Ecohydrologic role of solar radiation on landscape evolution


Yetemen Ö. , Istanbulluoglu E., Flores-Cervantes J. H. , Vivoni E. R. , Bras R. L.

WATER RESOURCES RESEARCH, cilt.51, ss.1127-1157, 2015 (SCI İndekslerine Giren Dergi)

  • Cilt numarası: 51 Konu: 2
  • Basım Tarihi: 2015
  • Doi Numarası: 10.1002/2014wr016169
  • Dergi Adı: WATER RESOURCES RESEARCH
  • Sayfa Sayısı: ss.1127-1157

Özet

Solar radiation has a clear signature on the spatial organization of ecohydrologic fluxes, vegetation patterns and dynamics, and landscape morphology in semiarid ecosystems. Existing landscape evolution models (LEMs) do not explicitly consider spatially explicit solar radiation as model forcing. Here, we improve an existing LEM to represent coupled processes of energy, water, and sediment balance for semiarid fluvial catchments. To ground model predictions, a study site is selected in central New Mexico where hillslope aspect has a marked influence on vegetation patterns and landscape morphology. Model predictions are corroborated using limited field observations in central NM and other locations with similar conditions. We design a set of comparative LEM simulations to investigate the role of spatially explicit solar radiation on landscape ecohydro-geomorphic development under different uplift scenarios.
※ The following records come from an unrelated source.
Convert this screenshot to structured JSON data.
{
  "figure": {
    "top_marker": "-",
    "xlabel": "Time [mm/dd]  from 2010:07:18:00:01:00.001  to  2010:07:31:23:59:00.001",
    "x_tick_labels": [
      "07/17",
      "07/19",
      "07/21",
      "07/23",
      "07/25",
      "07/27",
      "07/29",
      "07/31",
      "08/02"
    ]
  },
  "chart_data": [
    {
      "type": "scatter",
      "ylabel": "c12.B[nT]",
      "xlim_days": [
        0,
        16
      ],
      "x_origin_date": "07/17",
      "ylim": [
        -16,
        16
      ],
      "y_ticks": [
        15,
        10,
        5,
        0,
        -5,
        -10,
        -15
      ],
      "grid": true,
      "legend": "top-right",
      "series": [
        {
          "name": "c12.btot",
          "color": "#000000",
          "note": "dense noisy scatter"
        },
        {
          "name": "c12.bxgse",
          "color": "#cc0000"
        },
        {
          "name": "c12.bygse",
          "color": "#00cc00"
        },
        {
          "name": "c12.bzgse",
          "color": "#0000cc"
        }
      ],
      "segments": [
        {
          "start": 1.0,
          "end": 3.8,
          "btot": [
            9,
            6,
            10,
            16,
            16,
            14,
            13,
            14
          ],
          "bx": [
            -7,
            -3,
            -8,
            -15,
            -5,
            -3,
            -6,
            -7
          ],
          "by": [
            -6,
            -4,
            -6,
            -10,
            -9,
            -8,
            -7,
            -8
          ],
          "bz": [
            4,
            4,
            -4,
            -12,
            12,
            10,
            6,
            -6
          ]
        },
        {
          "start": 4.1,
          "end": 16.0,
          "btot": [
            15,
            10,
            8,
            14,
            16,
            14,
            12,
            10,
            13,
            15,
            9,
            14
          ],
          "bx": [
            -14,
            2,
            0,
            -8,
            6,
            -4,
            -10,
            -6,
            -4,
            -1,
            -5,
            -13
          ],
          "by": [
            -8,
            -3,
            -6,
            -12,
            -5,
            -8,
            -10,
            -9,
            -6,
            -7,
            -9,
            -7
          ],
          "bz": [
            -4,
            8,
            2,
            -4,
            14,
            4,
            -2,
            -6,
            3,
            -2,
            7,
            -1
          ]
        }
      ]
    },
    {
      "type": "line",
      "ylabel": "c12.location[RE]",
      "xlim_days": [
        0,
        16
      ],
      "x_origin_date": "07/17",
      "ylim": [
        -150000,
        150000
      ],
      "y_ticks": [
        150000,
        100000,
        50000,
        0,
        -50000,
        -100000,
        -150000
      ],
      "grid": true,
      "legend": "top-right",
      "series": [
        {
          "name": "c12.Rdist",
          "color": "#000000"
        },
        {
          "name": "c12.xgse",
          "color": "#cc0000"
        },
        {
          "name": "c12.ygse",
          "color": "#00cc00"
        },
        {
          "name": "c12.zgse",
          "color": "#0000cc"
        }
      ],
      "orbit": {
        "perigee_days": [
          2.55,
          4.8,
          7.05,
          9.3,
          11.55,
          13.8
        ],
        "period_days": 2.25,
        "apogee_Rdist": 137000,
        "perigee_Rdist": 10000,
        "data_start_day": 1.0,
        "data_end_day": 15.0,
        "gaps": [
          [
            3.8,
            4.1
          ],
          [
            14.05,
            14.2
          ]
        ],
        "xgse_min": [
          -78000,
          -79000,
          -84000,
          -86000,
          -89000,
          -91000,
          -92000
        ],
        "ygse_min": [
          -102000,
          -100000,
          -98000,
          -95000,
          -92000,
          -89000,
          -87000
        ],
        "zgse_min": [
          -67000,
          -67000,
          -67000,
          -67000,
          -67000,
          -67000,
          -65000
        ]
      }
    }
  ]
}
Aspect-control and network-control are identified as the two main drivers of soil moisture and vegetation organization on the landscape. Landscape-scale and long-term implications of these short-term ecohdrologic patterns emerged in modeled landscapes. As north facing slopes (NFS) get steeper by continuing uplift they support erosion-resistant denser vegetation cover which leads to further slope steepening until erosion and uplift attains a dynamic equilibrium. Conversely, on south facing slopes (SFS), as slopes grow with uplift, increased solar radiation exposure with slope supports sparser biomass and shallower slopes. At the landscape scale, these differential erosion processes lead to asymmetric development of catchment forms, consistent with regional observations. Understanding of ecohydrogeomorphic evolution will improve to assess the impacts of past and future climates on landscape response and morphology.